Because for me we have $V(S_{0},r_{0},q_{0},t=0)=\mathbb{E}^{Q}[e^{-\int_{0}^{t}r_{s}ds}\ V(S_{t},r_{t},q_{t},t)]$ so where is the discount term $e^{-\int_{0}^{t}r_{s}ds}$ gone? Thanks

Answer 1

I think you are confused by the definitions and interpretations of $\psi(x,y,z,t)$ and $\phi(x,y,z,t)$.

• The quantity $\phi(x,y,z,t)$ is a probability density function.
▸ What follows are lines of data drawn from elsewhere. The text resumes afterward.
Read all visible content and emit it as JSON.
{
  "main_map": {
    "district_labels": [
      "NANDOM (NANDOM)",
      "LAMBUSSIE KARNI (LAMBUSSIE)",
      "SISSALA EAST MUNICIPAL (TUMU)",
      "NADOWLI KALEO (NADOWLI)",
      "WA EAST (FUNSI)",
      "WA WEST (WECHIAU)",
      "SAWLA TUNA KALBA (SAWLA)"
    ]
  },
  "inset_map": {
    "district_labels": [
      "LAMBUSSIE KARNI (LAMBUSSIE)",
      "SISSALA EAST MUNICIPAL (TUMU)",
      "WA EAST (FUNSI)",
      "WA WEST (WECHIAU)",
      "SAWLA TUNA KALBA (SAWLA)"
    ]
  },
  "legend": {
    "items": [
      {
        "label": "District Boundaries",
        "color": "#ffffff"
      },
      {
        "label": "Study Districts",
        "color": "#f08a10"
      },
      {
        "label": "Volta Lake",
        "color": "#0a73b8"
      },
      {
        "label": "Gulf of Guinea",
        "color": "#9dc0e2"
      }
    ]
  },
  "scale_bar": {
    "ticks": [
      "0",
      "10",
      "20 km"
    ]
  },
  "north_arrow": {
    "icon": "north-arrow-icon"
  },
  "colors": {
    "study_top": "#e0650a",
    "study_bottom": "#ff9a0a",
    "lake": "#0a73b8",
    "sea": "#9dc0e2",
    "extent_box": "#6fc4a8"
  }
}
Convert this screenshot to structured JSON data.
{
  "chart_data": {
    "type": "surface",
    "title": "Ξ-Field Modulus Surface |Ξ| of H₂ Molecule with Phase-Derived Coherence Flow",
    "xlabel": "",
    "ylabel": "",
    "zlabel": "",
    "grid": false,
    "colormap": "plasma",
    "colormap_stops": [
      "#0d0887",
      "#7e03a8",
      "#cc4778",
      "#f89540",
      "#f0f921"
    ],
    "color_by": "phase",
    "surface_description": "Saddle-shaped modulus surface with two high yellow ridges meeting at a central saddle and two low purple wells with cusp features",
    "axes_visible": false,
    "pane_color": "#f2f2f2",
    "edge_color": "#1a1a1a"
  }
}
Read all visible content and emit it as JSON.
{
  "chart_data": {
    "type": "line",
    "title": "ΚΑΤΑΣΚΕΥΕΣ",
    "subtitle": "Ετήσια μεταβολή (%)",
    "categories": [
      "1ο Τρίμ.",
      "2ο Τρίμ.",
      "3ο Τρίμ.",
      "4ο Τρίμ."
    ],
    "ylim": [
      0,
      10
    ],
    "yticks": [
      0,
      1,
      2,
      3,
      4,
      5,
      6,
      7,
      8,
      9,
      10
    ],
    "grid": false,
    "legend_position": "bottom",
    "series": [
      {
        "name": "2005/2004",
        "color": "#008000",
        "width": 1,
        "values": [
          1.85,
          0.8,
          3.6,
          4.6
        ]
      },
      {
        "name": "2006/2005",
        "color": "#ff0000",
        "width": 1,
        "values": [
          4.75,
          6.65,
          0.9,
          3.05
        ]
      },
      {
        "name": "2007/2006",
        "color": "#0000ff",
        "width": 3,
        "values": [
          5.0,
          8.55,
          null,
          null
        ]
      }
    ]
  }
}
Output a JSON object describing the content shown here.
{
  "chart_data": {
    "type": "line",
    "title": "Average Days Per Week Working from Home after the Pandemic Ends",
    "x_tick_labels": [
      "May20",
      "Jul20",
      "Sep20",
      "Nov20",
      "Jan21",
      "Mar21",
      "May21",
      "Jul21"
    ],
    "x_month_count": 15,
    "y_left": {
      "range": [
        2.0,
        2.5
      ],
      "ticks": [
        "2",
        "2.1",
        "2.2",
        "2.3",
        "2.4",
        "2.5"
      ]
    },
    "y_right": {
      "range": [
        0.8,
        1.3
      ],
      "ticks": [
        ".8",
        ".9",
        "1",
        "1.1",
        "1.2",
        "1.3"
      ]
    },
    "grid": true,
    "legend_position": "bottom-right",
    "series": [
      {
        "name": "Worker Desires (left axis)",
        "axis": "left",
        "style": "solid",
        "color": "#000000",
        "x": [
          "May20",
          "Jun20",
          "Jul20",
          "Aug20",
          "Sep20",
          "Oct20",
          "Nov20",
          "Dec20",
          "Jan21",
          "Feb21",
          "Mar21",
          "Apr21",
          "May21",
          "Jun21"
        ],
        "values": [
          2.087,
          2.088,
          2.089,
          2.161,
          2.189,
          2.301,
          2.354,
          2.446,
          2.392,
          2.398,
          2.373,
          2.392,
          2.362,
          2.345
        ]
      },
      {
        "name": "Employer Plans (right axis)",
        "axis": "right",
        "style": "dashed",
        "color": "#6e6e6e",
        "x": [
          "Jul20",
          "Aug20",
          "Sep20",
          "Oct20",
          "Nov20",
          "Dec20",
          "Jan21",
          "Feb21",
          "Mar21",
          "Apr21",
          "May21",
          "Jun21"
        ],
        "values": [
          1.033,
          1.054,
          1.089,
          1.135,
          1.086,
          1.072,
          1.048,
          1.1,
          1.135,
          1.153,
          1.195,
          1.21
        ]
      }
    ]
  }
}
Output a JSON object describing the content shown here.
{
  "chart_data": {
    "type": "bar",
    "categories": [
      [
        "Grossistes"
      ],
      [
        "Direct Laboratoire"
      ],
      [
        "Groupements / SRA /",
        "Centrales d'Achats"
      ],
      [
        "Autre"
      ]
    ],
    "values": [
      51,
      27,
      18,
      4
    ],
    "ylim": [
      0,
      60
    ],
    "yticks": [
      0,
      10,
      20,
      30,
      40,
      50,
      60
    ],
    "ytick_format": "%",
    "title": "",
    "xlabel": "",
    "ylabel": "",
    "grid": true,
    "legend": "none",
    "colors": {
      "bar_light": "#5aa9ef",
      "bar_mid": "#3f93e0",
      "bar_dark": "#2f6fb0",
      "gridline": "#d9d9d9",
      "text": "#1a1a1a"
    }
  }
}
Infinitesimally, it represents the probability of transitioning from an initial state $[S_t,r_t,q_t]=[S_0,r_0,q_0]$ at $t=0$ to a state $[S_t,r_t,q_t]=[x,y,z]$ at $t>0$. As such, $\phi(x,y,z,t)$ is the solution of the Fokker-Planck equation (or Kolmogorov forward equation) associated to the SDEs of $S_t, r_t$ and $q_t$ with initial condition $\phi(x,y,z,t=0)=\delta([x,y,z]-[S_0,r_0,q_0])$. Since you seem to be familiar with risk-neutral pricing, if $$\phi(x,y,z) = \frac{d\mathbb{Q}\left([S_t, r_t, q_t] \leq [x,y,z]\right)}{d[x,y,z]}$$ and $\mathbb{Q}$ represents the $t$-forward measure one can write: \begin{align} V(S_{0},r_{0},q_{0},t=0) &:= \mathbb{E}^\mathbb{Q}_0 \left[ B(0,t) V(S_t, r_t, q_t, t) \right] \\ &= \iiint B(0,t) V(S_t,r_t,q_t,t)\phi(S_t,r_t,q_t,t)dS_t dr_t dq_t \end{align}

• The quantity $\psi(x,y,z,t)$ represents a state price, i.e. the price of a so-called Arrow-Debreu security which pays off $1$ unit of currency at time $t$ if and only if the world ends up in the specific state $[S_t,r_t,q_t]=[x,y,z]$, \begin{align} \psi(x,y,z,t) &= \mathbb{E}^\mathbb{Q}\left[ B(0,t) \delta([S_t,r_t,q_t]-[x,y,z]) \right] \\ &= \iiint B(0,t) \delta([S_t,r_t,q_t]-[x,y,z]) \phi(S_t, r_t, q_t, t) dS_t dr_t dq_t \\ &= B(0,t) \phi(x, y, z) \end{align} This means that you can in turn write $$ V(S_{0},r_{0},q_{0},t=0):=\iiint V(S_t,r_t,q_t,t)\psi(S_t,r_t,q_t,t)dS_t dr_t dq_t $$ which corresponds to pricing your contingent claim as a weighted sum of elementary securities of known prices $\psi(S_t,r_t,q_t,t)$ covering all future possible states of the world, better known as the state price density.